Forms and the mailto Action
If your service provider does not provide a CGI-bin for scripts,
you can always use mailto in the ACTION field to
submit forms to your E-mail address. Here's a sample
form tag with mailto information:
<FORM METHOD = POST
ENCTYPE = "text/plain"
ACTION = "mailto:Fake@Nowhere.org">
The ENCTYPE="text/plain" submits form-generated E-mail
that is readable. Each form field appears on a separate
line in the mail, and there are no + where spaces should be.
This tag is supported by most major browsers except for
the AOL browser.
If you don't like seeing the "Form posted by Mozilla"
subject line, you can a produce a different
subject line like this:
<FORM METHOD = POST
ENCTYPE = "text/plain"
ACTION =
"mailto:Fake@Nowhere.org?subject=Comments from home">
<Input name = "Comment">
<Input type = submit value = "Send Comment">
</FORM>
This ?subject tag is incompatible with the CompuServe browser,
but it works with Netscape.
Internet Explorer handles mailto by opening a new mail message with
the address filled in,
but it does not insert the Subject line or message text.
It doesn't use an internal mail system, so that it
can work with many different mail systems.
These systems use different interfaces, so Internet Explorer
can't tell how to pass that information in a mail message.

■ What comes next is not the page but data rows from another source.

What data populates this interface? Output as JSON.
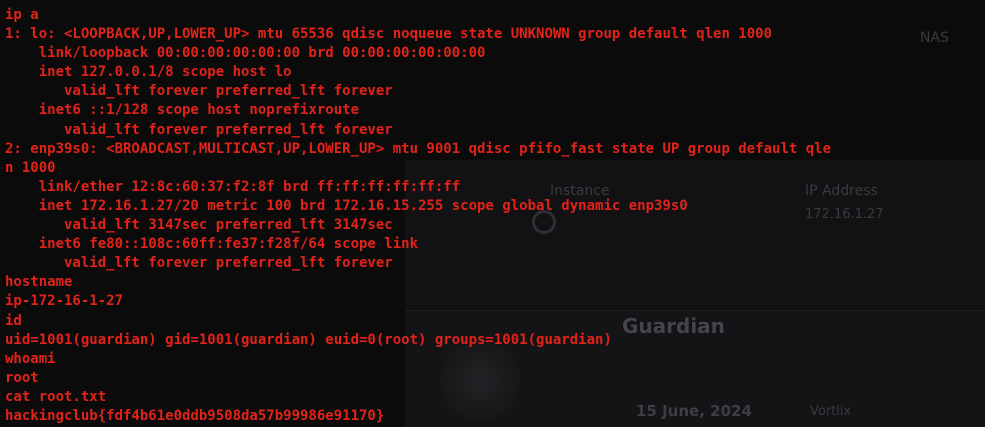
{
  "background_page": {
    "instance_label": "Instance",
    "ip_address_label": "IP Address",
    "ip_address_value": "172.16.1.27",
    "guardian_title": "Guardian",
    "date_value": "15 June, 2024",
    "vortex_label": "Vortlix",
    "partial_text_top": "NAS"
  },
  "terminal": {
    "text_color": "#e2231a",
    "background_color": "#0b0b0c",
    "lines": [
      "ip a",
      "1: lo: <LOOPBACK,UP,LOWER_UP> mtu 65536 qdisc noqueue state UNKNOWN group default qlen 1000",
      "    link/loopback 00:00:00:00:00:00 brd 00:00:00:00:00:00",
      "    inet 127.0.0.1/8 scope host lo",
      "       valid_lft forever preferred_lft forever",
      "    inet6 ::1/128 scope host noprefixroute",
      "       valid_lft forever preferred_lft forever",
      "2: enp39s0: <BROADCAST,MULTICAST,UP,LOWER_UP> mtu 9001 qdisc pfifo_fast state UP group default qle",
      "n 1000",
      "    link/ether 12:8c:60:37:f2:8f brd ff:ff:ff:ff:ff:ff",
      "    inet 172.16.1.27/20 metric 100 brd 172.16.15.255 scope global dynamic enp39s0",
      "       valid_lft 3147sec preferred_lft 3147sec",
      "    inet6 fe80::108c:60ff:fe37:f28f/64 scope link",
      "       valid_lft forever preferred_lft forever",
      "hostname",
      "ip-172-16-1-27",
      "id",
      "uid=1001(guardian) gid=1001(guardian) euid=0(root) groups=1001(guardian)",
      "whoami",
      "root",
      "cat root.txt",
      "hackingclub{fdf4b61e0ddb9508da57b99986e91170}"
    ]
  }
}
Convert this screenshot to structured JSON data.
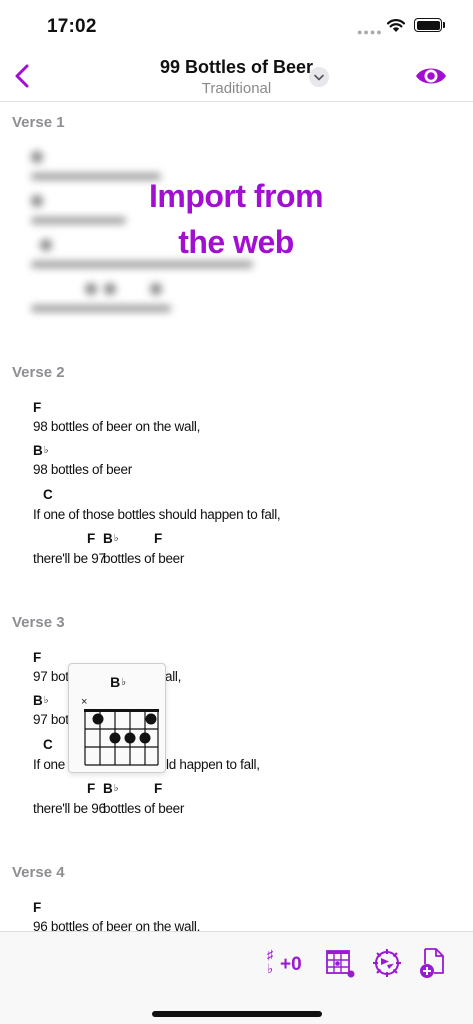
{
  "status": {
    "time": "17:02"
  },
  "nav": {
    "title": "99 Bottles of Beer",
    "subtitle": "Traditional"
  },
  "overlay": {
    "line1": "Import from",
    "line2": "the web"
  },
  "verses": {
    "v1": {
      "label": "Verse 1"
    },
    "v2": {
      "label": "Verse 2",
      "chord1": "F",
      "line1": "98 bottles of beer on the wall,",
      "chord2": "B",
      "line2": "98 bottles of beer",
      "chord3": "C",
      "line3": "If one of those bottles should happen to fall,",
      "chord4a": "F",
      "chord4b": "B",
      "chord4c": "F",
      "line4a": "there'll be 97",
      "line4b": "bottles of beer"
    },
    "v3": {
      "label": "Verse 3",
      "chord1": "F",
      "line1a": "97 bott",
      "line1b": "all,",
      "chord2": "B",
      "line2": "97 bott",
      "chord3": "C",
      "line3a": "If one o",
      "line3b": "ld happen to fall,",
      "chord4a": "F",
      "chord4b": "B",
      "chord4c": "F",
      "line4a": "there'll be 96",
      "line4b": "bottles of beer"
    },
    "v4": {
      "label": "Verse 4",
      "chord1": "F",
      "line1": "96 bottles of beer on the wall."
    }
  },
  "flat_symbol": "♭",
  "chord_popup": {
    "name": "B",
    "muted": "×"
  },
  "toolbar": {
    "transpose_sharp": "♯",
    "transpose_flat": "♭",
    "transpose_value": "+0"
  },
  "colors": {
    "accent": "#a20fd2",
    "label_gray": "#8e8e93"
  },
  "icons": [
    "chevron-left-icon",
    "chevron-down-icon",
    "eye-icon",
    "chord-grid-icon",
    "settings-gear-icon",
    "new-document-icon",
    "wifi-icon",
    "battery-icon"
  ]
}
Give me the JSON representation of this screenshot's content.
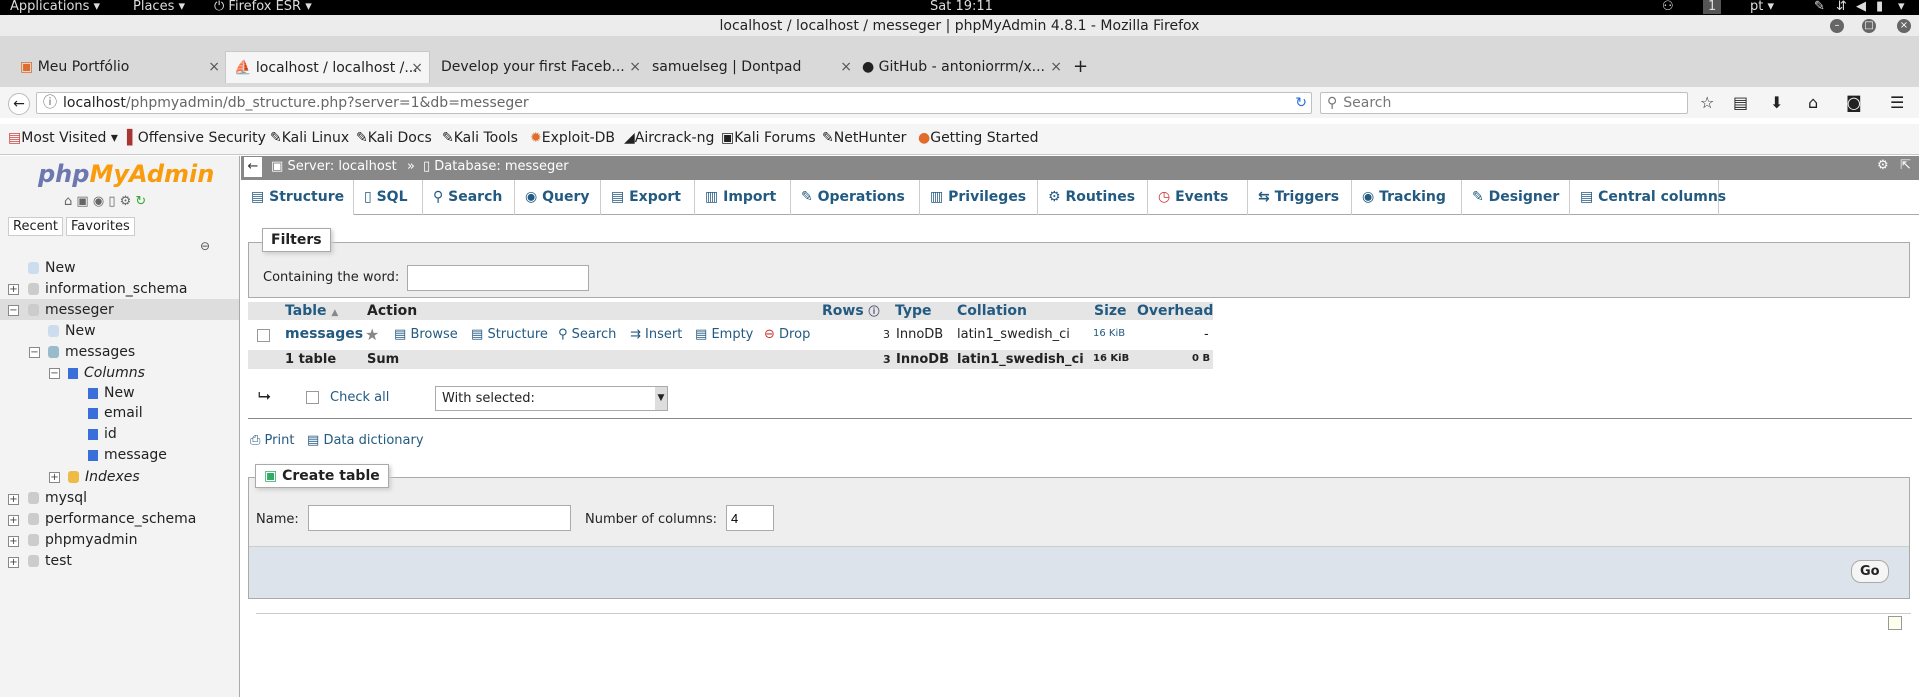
{
  "os": {
    "apps": "Applications",
    "places": "Places",
    "firefox": "Firefox ESR",
    "clock": "Sat 19:11",
    "workspace": "1",
    "lang": "pt"
  },
  "window": {
    "title": "localhost / localhost / messeger | phpMyAdmin 4.8.1 - Mozilla Firefox"
  },
  "tabs": [
    {
      "label": "Meu Portfólio"
    },
    {
      "label": "localhost / localhost /..."
    },
    {
      "label": "Develop your first Faceb..."
    },
    {
      "label": "samuelseg | Dontpad"
    },
    {
      "label": "GitHub - antoniorrm/x..."
    }
  ],
  "nav": {
    "url_host": "localhost",
    "url_path": "/phpmyadmin/db_structure.php?server=1&db=messeger",
    "search_placeholder": "Search"
  },
  "bookmarks": [
    "Most Visited",
    "Offensive Security",
    "Kali Linux",
    "Kali Docs",
    "Kali Tools",
    "Exploit-DB",
    "Aircrack-ng",
    "Kali Forums",
    "NetHunter",
    "Getting Started"
  ],
  "pma": {
    "logo_php": "php",
    "logo_myadmin": "MyAdmin",
    "recent": "Recent",
    "favorites": "Favorites",
    "tree": {
      "new": "New",
      "information_schema": "information_schema",
      "messeger": "messeger",
      "messeger_new": "New",
      "messages": "messages",
      "columns": "Columns",
      "col_new": "New",
      "email": "email",
      "id": "id",
      "message": "message",
      "indexes": "Indexes",
      "mysql": "mysql",
      "performance_schema": "performance_schema",
      "phpmyadmin": "phpmyadmin",
      "test": "test"
    },
    "breadcrumb": {
      "server": "Server: localhost",
      "sep": "»",
      "database": "Database: messeger"
    },
    "menu": [
      "Structure",
      "SQL",
      "Search",
      "Query",
      "Export",
      "Import",
      "Operations",
      "Privileges",
      "Routines",
      "Events",
      "Triggers",
      "Tracking",
      "Designer",
      "Central columns"
    ],
    "filters": {
      "legend": "Filters",
      "label": "Containing the word:",
      "value": ""
    },
    "table": {
      "headers": {
        "table": "Table",
        "action": "Action",
        "rows": "Rows",
        "type": "Type",
        "collation": "Collation",
        "size": "Size",
        "overhead": "Overhead"
      },
      "row": {
        "name": "messages",
        "browse": "Browse",
        "structure": "Structure",
        "search": "Search",
        "insert": "Insert",
        "empty": "Empty",
        "drop": "Drop",
        "rows": "3",
        "type": "InnoDB",
        "collation": "latin1_swedish_ci",
        "size": "16",
        "size_unit": "KiB",
        "overhead": "-"
      },
      "sum": {
        "tables": "1 table",
        "label": "Sum",
        "rows": "3",
        "type": "InnoDB",
        "collation": "latin1_swedish_ci",
        "size": "16",
        "size_unit": "KiB",
        "overhead": "0",
        "overhead_unit": "B"
      }
    },
    "check_all": "Check all",
    "with_selected": "With selected:",
    "print": "Print",
    "data_dictionary": "Data dictionary",
    "create": {
      "legend": "Create table",
      "name_label": "Name:",
      "name_value": "",
      "num_label": "Number of columns:",
      "num_value": "4",
      "go": "Go"
    }
  }
}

The most dependable way to use e-mail with a form is through a
script or program
on the server.
Many ISPs provide such scripts to anyone with a Web site on
their servers.
Note: If you use a script that sends mail from your account to an
address specified in the web page,
someone could save your web source and hack it to cause your
server to send mail from your account to any address they want.
Also,
spambots
can find it and get you onto commercial mailing lists..
For security, use only programs or scripts that have the
destination address hard-coded or that only work
with web pages located on that server.